In 2022, it was renamed "Nyíregyházi Állatpark" (Nyíregyházi Zoo). As of August 2022, the zoo is the richest in mammals (especially primates and pachyderms) of all zoos in Hungary. The once 14-hectare area has expanded to 30 hectares and is home to 500 species and more than 5000 animals. The zoo is a member of the Hungarian Association of Zoos (MÁSZ), the European Association of Zoos and Aquaria (EAZA), and the World Association of Zoos and Aquariums (WAZA).

==Timeline==

- 1996: The lion exhibit was completed, and the country's biggest exhibit, 'Afrika Panoráma' (Africa Panorama), opened, where zebras, ostriches, common elands, and wildebeests cohabited this exhibit. The aviary, home to the richest parrot and cockatoo collection in Hungary as of August 2022, was also completed.

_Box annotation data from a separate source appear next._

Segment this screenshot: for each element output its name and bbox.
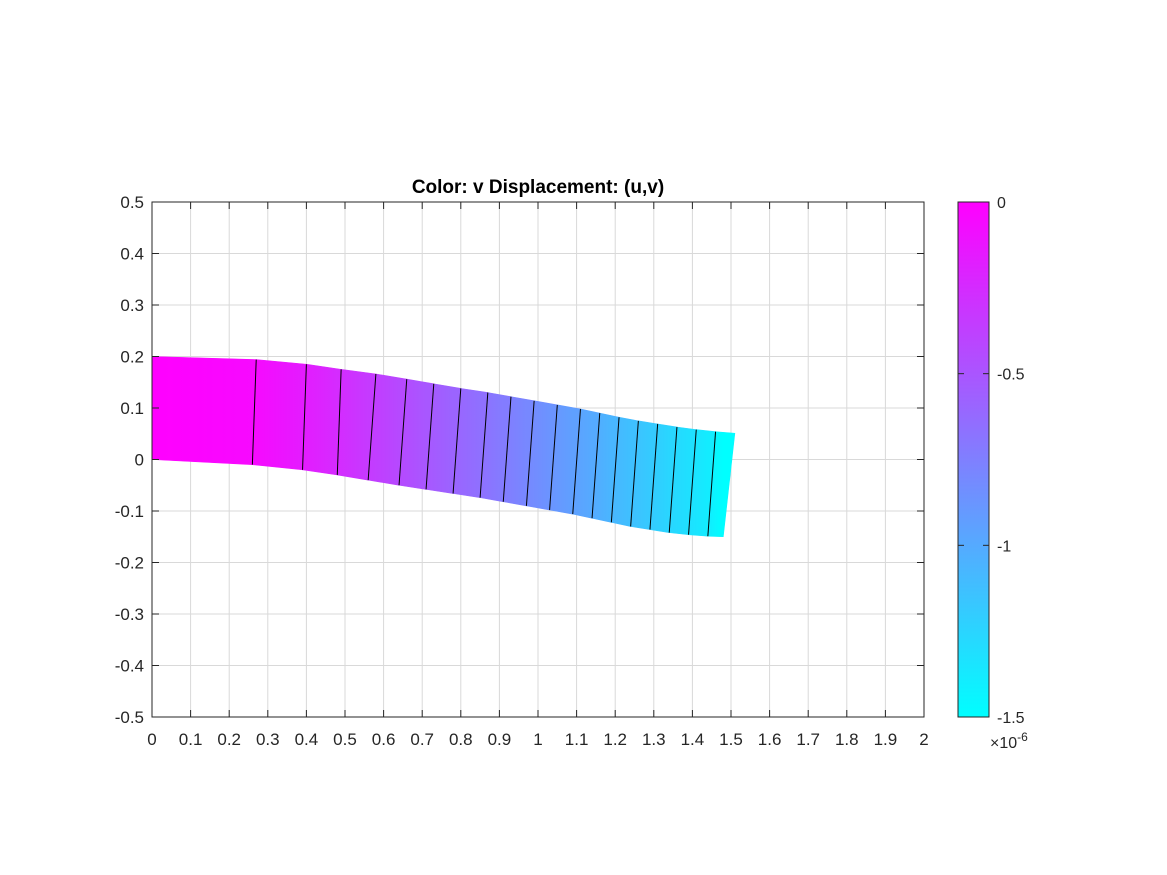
x-tick-marks	[151, 202, 925, 717]
mesh-line	[572, 408, 581, 515]
y-tick-label: 0.4	[120, 245, 144, 264]
x-tick-labels: 0 0.1 0.2 0.3 0.4 0.5 0.6 0.7 0.8 0.9 1 1.1 1.2 1.3 1.…	[147, 730, 928, 749]
y-tick-label: 0	[135, 451, 144, 470]
x-tick-label: 1.1	[565, 730, 589, 749]
x-tick-label: 2	[919, 730, 928, 749]
mesh-line	[707, 431, 717, 537]
mesh-line	[591, 413, 601, 519]
y-tick-label: 0.1	[120, 399, 144, 418]
y-tick-label: 0.5	[120, 193, 144, 212]
mesh-line	[398, 379, 408, 486]
colorbar-ticks	[958, 201, 989, 718]
x-tick-label: 0.8	[449, 730, 473, 749]
x-tick-label: 0.6	[372, 730, 396, 749]
x-tick-label: 1.5	[719, 730, 743, 749]
y-tick-label: -0.3	[115, 605, 144, 624]
y-tick-label: -0.5	[115, 708, 144, 727]
colorbar-tick-labels: 0 -0.5 -1 -1.5	[997, 195, 1025, 727]
mesh-line	[336, 369, 342, 475]
mesh-line	[425, 383, 435, 490]
deformed-beam	[151, 356, 736, 538]
mesh-line	[668, 427, 678, 533]
y-tick-label: -0.1	[115, 502, 144, 521]
mesh-lines	[251, 359, 717, 537]
mesh-line	[502, 396, 512, 502]
x-tick-label: 0.1	[179, 730, 203, 749]
mesh-line	[302, 364, 307, 470]
y-tick-marks	[152, 201, 924, 718]
x-tick-label: 1.3	[642, 730, 666, 749]
x-tick-label: 1.4	[681, 730, 705, 749]
mesh-line	[525, 400, 535, 506]
x-tick-label: 1.8	[835, 730, 859, 749]
x-tick-label: 1.2	[603, 730, 627, 749]
mesh-line	[367, 373, 377, 481]
x-tick-label: 0.7	[410, 730, 434, 749]
beam-element	[151, 356, 257, 465]
x-tick-label: 0.3	[256, 730, 280, 749]
beam-element	[252, 359, 307, 471]
colorbar-tick-label: -0.5	[997, 367, 1025, 384]
colorbar-tick-label: 0	[997, 195, 1006, 212]
x-tick-label: 0.4	[295, 730, 319, 749]
x-tick-label: 1.9	[874, 730, 898, 749]
x-tick-label: 0	[147, 730, 156, 749]
chart-title: Color: v Displacement: (u,v)	[412, 177, 664, 198]
y-tick-label: 0.3	[120, 296, 144, 315]
y-tick-label: -0.4	[115, 657, 144, 676]
mesh-line	[452, 388, 462, 494]
mesh-line	[549, 404, 558, 511]
mesh-line	[251, 359, 257, 465]
colorbar-exponent-power: -6	[1017, 730, 1028, 744]
x-tick-label: 0.5	[333, 730, 357, 749]
mesh-line	[688, 429, 697, 535]
mesh-line	[649, 423, 659, 530]
colorbar-tick-label: -1.5	[997, 710, 1025, 727]
x-tick-label: 0.2	[217, 730, 241, 749]
y-tick-label: 0.2	[120, 348, 144, 367]
colorbar-tick-label: -1	[997, 538, 1011, 555]
colorbar	[957, 201, 990, 718]
y-tick-labels: 0.5 0.4 0.3 0.2 0.1 0 -0.1 -0.2 -0.3 -0.4 -0.5	[115, 193, 144, 727]
x-tick-label: 1.7	[796, 730, 820, 749]
mesh-line	[630, 420, 639, 527]
colorbar-exponent-base: ×10	[990, 735, 1017, 752]
mesh-line	[479, 392, 489, 498]
mesh-line	[610, 417, 620, 523]
y-tick-label: -0.2	[115, 554, 144, 573]
x-tick-label: 0.9	[488, 730, 512, 749]
x-tick-label: 1.6	[758, 730, 782, 749]
colorbar-exponent: ×10-6	[990, 730, 1028, 752]
x-tick-label: 1	[533, 730, 542, 749]
beam-element	[302, 363, 342, 476]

- 1997: The expansion of the zoo continued. The llama and kangaroo exhibit opened to the public, and the construction of the giraffe shelter finished.
- 1998: More species were brought into the zoo. Uniquely in Hungary, the parrots laid eggs throughout the year, and several scarce antelope calves were born (including waterbucks and black wildebeests). New species arrived at the zoo, including skunks and red kangaroos from Budapest.
- 1999: The zoo became the first provincial zoo to feature a seal exhibit, where visitors could watch the calves swim. Construction of the rhinoceros shelter also began that year.
- 2000: Hungary's first saltwater aquarium in the countryside opened. Among many other animals, it included a requiem shark.
- 2001: The exhibit and aviary for European animals were rebuilt and named Magyar Őspark (Hungarian Primeval Park). Additionally, a small open-air museum was constructed. Additions in this year included the long-awaited European bison.
- 2002: The 'Tropical House' opened. Some sharks and monkeys were moved to the newly built house, and the collection was expanded with new species, most notably the critically endangered Bornean orangutan. The outdoor portion of the house, home to the 'Monkey Forest' and the 'Mediterranean Garden' also opened the same year.
- 2003: Around the former seal exhibit, the 'Polar Panorama' was built. Here, Penguins and polar bears were exhibited for the first time in provincial Hungary.
- 2004: The educational hall was built but has since been closed. A wax museum presenting human evolution also opened that year. The sensation of the year was the arrival of a white tiger.
- 2005: The first pachyderm, a young white male rhinoceros, arrived. The Siberian tigers and Kamchatka brown bears received larger exhibits.
- 2006: A new lion exhibit was built, and the pygmy hippopotamus and elephant houses were finished. Two white rhinoceroses, one pygmy hippopotamus, three African elephants, and two Indian rhinos were brought to the zoo. Hungary's first in-zoo hotel, Hotel Dzsungel (Hotel Jungle), also finished construction.
- 2007: An exhibit was built for the zoo's California sea lions. The birth of the first Hungarian-born African elephant calf, named Jumanee, occurred this year.
- 2008: The Dél-Amerika Ház (South America House) opened to the public, including a tapir. Additionally, dromedaries, moose, and Grévy's zebras were introduced to other parts of the zoo.
- 2009: New spectacled bears, sun bears, three Indian elephants and a white lion were brought to the zoo. A large expansion project began, The Zöld Piramis (Green Pyramid), containing several Asian species, 'Tarzan's Path' (consisting of African species), the 'Indonesian Oceanarium' and the 'Rainforest House' all began construction.
- 2010: The project from 2009 opened to the public. Komodo dragons, pufferfish, triggerfish, several species of sharks (including reef sharks and grey nurse sharks, also known as sand tiger sharks), a six-member orangutan family, and a siamang arrived. Marmosets (now numbering 18), the first West African dwarf goat kids, a dromedary, and several tortoises were born during this year.